Although you say your intention when you came to Australia was to live permanently in Australia with your Australian partner the fact is that you applied for and were granted a working holiday visa which did not allow you to remain, or do what you say your intentions were.

You are not a resident under this test.

Domicile test

Under the domicile test, you are a resident of Australia if your domicile is in Australia unless the Commissioner is satisfied that your permanent place of abode is outside Australia.

Domicile

Whether your domicile is Australia is determined by the Domicile Act 1982 and the common law rules on domicile.

Your domicile is your domicile of origin (usually the domicile of your father at the time of your birth) unless you have acquired a domicile of choice elsewhere. To acquire a domicile of choice of a particular country you must be lawfully present there and you must hold the positive intention to make that country your home indefinitely.

Your domicile continues until you acquire a different domicile.
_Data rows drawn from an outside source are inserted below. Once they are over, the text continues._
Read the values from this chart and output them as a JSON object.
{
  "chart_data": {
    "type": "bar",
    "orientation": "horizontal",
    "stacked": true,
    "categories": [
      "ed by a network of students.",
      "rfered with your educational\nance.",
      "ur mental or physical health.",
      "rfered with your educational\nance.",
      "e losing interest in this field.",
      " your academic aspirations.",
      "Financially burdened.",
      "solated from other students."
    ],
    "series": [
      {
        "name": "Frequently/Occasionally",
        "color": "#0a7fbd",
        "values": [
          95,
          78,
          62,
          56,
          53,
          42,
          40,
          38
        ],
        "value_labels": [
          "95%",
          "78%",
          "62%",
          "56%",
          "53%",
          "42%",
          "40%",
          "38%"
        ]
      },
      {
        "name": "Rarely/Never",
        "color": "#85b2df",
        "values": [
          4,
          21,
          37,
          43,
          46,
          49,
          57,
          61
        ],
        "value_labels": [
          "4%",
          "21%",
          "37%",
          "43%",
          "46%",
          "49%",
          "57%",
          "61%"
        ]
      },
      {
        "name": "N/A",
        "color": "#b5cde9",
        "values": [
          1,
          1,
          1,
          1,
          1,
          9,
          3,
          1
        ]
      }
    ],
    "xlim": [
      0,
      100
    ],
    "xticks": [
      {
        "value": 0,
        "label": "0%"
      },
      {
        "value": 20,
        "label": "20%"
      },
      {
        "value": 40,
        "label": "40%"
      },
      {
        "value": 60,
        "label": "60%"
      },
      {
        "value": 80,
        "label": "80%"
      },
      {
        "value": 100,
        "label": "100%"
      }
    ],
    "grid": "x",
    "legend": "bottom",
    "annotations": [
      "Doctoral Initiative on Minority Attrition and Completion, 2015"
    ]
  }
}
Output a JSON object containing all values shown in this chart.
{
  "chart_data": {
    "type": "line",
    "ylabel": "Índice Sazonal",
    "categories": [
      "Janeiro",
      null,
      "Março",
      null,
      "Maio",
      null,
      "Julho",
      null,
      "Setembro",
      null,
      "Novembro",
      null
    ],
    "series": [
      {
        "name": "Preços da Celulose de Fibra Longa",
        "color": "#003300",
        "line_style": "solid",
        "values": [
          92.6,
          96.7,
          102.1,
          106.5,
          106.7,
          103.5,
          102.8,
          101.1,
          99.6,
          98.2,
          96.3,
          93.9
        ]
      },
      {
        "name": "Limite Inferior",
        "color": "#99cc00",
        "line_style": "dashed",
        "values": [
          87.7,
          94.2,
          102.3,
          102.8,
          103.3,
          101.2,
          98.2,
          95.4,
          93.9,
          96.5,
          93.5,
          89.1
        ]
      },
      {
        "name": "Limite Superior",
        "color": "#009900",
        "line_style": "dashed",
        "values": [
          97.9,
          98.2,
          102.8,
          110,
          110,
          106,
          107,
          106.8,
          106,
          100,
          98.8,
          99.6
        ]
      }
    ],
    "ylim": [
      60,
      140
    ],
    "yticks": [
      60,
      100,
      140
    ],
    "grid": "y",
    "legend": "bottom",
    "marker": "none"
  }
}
Whether your domicile has changed depends on an objective consideration of all relevant facts.

In your case, you were born in Country Z and are a citizen of Country Y.

You have not taken any steps to change your domicile to Australia for this period.

You are not a resident under this test.

183-day test

Where a person is present in Australia for 183 days during the year of income the person will be a resident, unless the Commissioner is satisfied that the person's usual place of abode is outside Australia and the person does not intend to take up residence in Australia.

You were in Australia for more than 183 days in the relevant income year.

The Commissioner is satisfied that your usual place of abode was outside Australia during this period as your visa did not allow you to be in Australia on a permanent basis.

You are not a resident under this test.

Superannuation Test

An individual is a resident of Australia if they are either a member of the superannuation scheme established by deed under the Superannuation Act 1990 or an eligible employee for the purposes of the Superannuation Act 1976, or they are the spouse, or the child under 16, of such a person.

You and your spouse are not a contributing member of the Public Sector Superannuation Scheme (PSS) or the Commonwealth Superannuation Scheme (CSS) or a spouse of such a person, or a child under 16 of such a person.

You are not a resident under this test.

Conclusion

You are not a resident of Australia for taxation purposes.

Your income will be taxed at the 15% working holiday rate.

You will be taxed at 15% because you do not meet the requirements to be taxed at the resident rates.

In order for you to be taxed at resident rates while on a working holiday visa you need to be from a non-discrimination article country and an Australian resident for taxation purposes.

While you meet the first part being from a non-discrimination article country being Country Y you are not a resident of Australia for taxation purposes and therefore your income is taxed at the 15% working holiday rate.

You are not entitled to claim the low income and low and middle income tax offsets as you are not a resident of Australia for tax purposes.